Beitrag von jamey 31.08.07 - 09:56 Uhr

auf dem papier siehts gut aus aber in der praxis ist es kaum durchzusetzen dass die großeltern bei tod des kv für das enkel aufkommen. zu erst kommt es ja eh auf die halbwaisenrente an.... , die ersetzt ja gewissermaßen den bis dato gezahlten unterhalt. darüber hinaus noch von den großeltern ne art unterhalt einzufordern ist kaum möglich, denn das ganze wäre ja dann doppelt gemoppelt, verstehst du was ich meine.

am besten wären die beiden dran, wenn ER - da er ja über düsseldorfer tabelle zahlt - einen teil des unterhaltes in eine risiko LV zahlt und das kind und/oder die mutter als begünstigte im falle seines todes einsetzt , die sind ja nicht soooo teuer als dass SIE dann kaum mehr unterhalt hätte.

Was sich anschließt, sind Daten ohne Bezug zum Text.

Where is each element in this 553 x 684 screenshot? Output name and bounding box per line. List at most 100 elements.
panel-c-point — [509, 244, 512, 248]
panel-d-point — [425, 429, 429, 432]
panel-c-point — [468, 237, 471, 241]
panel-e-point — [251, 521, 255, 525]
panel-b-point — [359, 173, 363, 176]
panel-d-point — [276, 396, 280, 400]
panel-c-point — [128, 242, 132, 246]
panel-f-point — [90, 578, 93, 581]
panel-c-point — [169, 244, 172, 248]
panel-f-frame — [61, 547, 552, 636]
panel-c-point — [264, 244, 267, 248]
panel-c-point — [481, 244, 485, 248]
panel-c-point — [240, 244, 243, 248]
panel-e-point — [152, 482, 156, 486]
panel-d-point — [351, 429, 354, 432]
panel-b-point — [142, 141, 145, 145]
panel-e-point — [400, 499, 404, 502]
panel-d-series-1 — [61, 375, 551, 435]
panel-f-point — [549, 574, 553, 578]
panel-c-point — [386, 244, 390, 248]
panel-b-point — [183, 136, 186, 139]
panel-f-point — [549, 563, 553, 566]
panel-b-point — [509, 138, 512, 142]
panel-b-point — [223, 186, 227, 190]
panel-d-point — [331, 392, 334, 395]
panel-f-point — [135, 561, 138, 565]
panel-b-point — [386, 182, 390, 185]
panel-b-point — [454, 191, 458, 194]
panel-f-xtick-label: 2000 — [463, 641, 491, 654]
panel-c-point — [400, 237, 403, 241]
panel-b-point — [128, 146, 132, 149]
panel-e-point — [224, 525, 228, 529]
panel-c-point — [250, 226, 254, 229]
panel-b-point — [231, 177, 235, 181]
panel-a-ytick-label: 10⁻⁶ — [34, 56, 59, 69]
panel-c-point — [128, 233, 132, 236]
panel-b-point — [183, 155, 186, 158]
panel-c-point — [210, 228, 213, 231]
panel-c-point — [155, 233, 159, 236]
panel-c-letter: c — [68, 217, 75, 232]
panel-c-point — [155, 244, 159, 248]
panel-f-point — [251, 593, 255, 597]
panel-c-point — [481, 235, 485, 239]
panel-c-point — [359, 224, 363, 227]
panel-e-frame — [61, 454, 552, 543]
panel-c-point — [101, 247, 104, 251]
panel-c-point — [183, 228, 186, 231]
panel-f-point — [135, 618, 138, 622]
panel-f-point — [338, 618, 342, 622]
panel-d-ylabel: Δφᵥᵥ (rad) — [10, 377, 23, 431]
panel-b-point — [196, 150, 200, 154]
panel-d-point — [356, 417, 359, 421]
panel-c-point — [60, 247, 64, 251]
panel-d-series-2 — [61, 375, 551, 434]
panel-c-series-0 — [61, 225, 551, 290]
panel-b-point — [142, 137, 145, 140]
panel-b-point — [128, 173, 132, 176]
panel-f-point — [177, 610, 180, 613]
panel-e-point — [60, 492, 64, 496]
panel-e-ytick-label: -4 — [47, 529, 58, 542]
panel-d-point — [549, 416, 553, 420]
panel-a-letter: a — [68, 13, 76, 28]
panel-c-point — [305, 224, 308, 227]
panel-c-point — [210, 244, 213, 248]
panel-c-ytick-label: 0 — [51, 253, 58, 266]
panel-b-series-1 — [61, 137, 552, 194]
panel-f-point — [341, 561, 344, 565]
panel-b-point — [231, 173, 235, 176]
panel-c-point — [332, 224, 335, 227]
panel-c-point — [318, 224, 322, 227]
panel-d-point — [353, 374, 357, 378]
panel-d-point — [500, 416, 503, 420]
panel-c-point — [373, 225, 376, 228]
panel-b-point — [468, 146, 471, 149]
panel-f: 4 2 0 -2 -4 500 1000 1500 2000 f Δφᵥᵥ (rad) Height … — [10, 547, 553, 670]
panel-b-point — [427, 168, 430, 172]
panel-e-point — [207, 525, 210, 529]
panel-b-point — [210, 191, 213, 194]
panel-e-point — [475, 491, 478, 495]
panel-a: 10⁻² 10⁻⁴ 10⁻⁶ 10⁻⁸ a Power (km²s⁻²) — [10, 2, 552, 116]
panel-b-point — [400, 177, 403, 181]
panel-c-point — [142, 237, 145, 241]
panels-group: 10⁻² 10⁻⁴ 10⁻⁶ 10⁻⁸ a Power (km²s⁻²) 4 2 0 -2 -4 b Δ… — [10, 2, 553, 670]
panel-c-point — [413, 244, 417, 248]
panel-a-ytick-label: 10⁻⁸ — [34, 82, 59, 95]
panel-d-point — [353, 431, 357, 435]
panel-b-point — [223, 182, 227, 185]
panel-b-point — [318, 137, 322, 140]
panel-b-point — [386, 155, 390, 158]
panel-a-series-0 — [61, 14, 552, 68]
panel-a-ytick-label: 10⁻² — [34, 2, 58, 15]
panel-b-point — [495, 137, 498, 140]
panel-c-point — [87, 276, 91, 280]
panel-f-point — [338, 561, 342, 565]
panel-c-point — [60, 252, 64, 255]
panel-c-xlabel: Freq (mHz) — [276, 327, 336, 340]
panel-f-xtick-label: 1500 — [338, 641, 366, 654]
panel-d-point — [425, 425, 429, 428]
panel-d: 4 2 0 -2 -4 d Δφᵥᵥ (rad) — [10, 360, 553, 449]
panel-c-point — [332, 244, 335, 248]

Beitrag von janamausi 31.08.07 - 10:06 Uhr

Das mit der RisikoLV ist eine gute Idee, da werd ich mich mal mit meinem "Versicherungstyp" zusammensetzen.

LG janamausi

Beitrag von jamey 31.08.07 - 10:14 Uhr

da muss auch der kv mitmachen... denn der ist ja versicherungsnehmer. aber ich denke, wenn du mit ihm vereinbaren kannst, dass die beiträge für die lv vom unterhalt weggehen - er also nicht doppelt belastet wird, dann ist das ne echt gute variante - unter der maßgabe, dass euer kind begünstigt wird und nicht heimlich still und leise mal wer anders eingetragen wird. viell. macht ihr im falle eines falles da was offiziell schriftliches drüber. man weiß nie was passiert, heute kann man sich bombig verstehen und morgen ist der zoff auf hochtouren.

lg

Beitrag von rabe0510 31.08.07 - 11:29 Uhr

Übrigens kannst du auch die Versicherungsnehmerin sein und der Kindsvater ist die versicherte Person.

Hat den Vorteil, dass der Vertrag auf deinen Namen läuft und niemand außer dir etwas an diesen Vertrag ändern kann.

Der Vater muss nur die Gesundheitsfragen beantworten und natürlich unterschreiben, dass er damit einverstanden ist. Und er ist ganz normal Todesfallversichert. Wenn er stirbt, dann ist der Vertrag zuende und du bekommst die Versicherungssumme.